Oh No, It’s the PSAT

As many standardized tests tend to do, the hype and intimidation of scoring above a 215 on the PSAT has been a reality hit to many juniors. As October 12th rounds the corner, anxiety amplifies when creating a strategic study regimen to knowing “everything” on the test.

“The rewards are so great, for one to take the test lightly is wrong, One may consider the day of the PSAT as your wedding day, ” Mr. Draves, AP English teacher said.  “Yet, if a student freaks out he/she will hurt themselves and their ability to function. However, what a student makes on the PSAT is not the only pivotal score that matters. AP Exams, GPA, and college essays help shape one’s future. Although, the PSAT will burn. It will chafe you, while still being cool.”

Among the anxiety, the class of 2013 has been quite peculiar with how to handle the hefty exam.

“Students have a full three day weekend before the exam. One can go buy practice exams at thrift stores, and take the online test offered on College Board’s website. It’s wise to practice in the morning, since the exam is administered to students at 9 AM, ” Draves said.

The strategies differ among students as to how each one plans to make “the perfect score”.

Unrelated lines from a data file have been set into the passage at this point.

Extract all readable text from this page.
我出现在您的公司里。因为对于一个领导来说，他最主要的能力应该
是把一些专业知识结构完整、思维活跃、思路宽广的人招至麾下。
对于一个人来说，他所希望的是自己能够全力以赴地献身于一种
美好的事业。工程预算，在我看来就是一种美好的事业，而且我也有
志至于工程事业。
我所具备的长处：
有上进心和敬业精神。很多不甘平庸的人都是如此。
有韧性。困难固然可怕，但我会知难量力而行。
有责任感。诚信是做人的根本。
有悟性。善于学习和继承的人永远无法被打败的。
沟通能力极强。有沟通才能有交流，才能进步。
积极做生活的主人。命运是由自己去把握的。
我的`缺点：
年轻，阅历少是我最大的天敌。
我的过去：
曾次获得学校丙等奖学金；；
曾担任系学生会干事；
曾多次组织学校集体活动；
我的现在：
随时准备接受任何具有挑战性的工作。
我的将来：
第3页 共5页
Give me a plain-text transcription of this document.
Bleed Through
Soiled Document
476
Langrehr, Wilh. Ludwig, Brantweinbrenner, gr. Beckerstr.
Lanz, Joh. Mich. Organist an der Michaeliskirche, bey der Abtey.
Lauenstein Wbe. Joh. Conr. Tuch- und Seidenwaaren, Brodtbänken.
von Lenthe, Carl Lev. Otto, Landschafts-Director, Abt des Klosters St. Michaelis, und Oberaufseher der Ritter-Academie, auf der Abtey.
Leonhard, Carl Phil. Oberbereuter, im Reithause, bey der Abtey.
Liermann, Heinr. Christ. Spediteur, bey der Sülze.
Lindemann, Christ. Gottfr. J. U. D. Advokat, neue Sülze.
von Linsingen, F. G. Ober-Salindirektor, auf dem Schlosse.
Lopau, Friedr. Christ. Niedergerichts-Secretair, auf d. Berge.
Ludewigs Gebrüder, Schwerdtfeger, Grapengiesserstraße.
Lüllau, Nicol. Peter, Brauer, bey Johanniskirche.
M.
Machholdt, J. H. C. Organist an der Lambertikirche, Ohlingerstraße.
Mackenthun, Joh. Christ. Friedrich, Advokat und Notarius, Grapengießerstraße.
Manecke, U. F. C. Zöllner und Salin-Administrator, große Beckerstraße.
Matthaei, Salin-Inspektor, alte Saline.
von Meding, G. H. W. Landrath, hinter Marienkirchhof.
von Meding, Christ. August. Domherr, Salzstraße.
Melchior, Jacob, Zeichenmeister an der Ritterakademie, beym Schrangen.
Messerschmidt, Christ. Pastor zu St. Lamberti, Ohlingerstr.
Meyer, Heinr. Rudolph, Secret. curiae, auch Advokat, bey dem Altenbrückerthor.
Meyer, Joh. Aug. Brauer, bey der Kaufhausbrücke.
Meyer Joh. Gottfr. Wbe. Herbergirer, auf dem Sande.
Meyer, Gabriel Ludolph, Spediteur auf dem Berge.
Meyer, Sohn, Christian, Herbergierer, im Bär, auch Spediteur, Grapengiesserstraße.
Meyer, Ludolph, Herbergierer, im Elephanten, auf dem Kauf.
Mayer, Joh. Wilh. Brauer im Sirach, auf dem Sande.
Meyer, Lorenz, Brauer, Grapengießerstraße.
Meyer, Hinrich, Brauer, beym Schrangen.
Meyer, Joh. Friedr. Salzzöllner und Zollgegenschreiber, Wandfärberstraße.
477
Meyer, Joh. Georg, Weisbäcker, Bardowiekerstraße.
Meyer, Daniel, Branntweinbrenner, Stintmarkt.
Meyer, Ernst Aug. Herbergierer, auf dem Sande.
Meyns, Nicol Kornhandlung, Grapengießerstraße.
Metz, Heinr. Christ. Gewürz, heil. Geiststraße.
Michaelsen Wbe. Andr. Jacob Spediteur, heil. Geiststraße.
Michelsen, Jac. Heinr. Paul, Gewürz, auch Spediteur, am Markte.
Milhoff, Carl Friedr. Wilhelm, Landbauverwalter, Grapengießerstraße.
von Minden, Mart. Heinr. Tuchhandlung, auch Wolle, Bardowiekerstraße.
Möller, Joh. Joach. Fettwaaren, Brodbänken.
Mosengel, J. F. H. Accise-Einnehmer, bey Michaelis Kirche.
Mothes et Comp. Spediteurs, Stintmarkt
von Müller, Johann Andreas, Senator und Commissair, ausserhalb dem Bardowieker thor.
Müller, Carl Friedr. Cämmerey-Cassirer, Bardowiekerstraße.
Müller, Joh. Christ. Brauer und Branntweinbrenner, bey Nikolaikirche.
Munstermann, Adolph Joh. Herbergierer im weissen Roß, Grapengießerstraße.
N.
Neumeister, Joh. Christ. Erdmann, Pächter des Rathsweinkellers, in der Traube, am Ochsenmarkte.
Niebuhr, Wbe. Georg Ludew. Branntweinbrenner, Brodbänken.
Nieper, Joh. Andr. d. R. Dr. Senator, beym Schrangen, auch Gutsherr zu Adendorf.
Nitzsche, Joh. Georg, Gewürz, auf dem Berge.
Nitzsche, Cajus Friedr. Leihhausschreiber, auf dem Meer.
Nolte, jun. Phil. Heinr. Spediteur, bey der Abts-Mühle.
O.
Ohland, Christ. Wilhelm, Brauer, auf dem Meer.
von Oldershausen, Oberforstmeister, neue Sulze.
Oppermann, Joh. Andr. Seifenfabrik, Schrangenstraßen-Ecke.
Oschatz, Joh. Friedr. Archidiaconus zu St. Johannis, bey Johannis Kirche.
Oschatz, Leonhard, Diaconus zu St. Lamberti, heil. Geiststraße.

“Well, I plan  to talk to Mr. Arnatt and other English teachers on what I should start studying for the Vocabulary and Writing portion of the exam,” junior Victoria Sweet said.

Although, the seventy-five juniors that were selected to participate in the “PSAT Blitz” had mixed reviews on how helpful standard preparation techniques are in comparison to personalized practice sessions.

“Well, it was a bit of a waste of time. We re-learned a lot of old material and got some notes on how to take the test. It was mentioned that we shouldn’t take over a minute on each question, but that’s the only useful bit we got,” junior Kendall Richey said.

Although the PSAT is less than three weeks away, the anticipation in comparison to the anxiety of the approaching PSAT has students in a slight frenzy. Many students hope to attain above a 215 on the exam to become merit scholars.

According to College Board, “the PSAT/NMSQT is a firsthand practice to the SAT.”  Since SAT scores are also vital to college admissions, it’s good to practice one’s strengths and weaknesses in math, reading, and writing.

However, students shouldn’t stress over their scores on the PSAT. Although it is important to always strive to achieve goals, students should remain focused on other areas of their education and what college they plan to go to. To most colleges, PSAT and SAT scores play only a portion of what is considered when accepting students.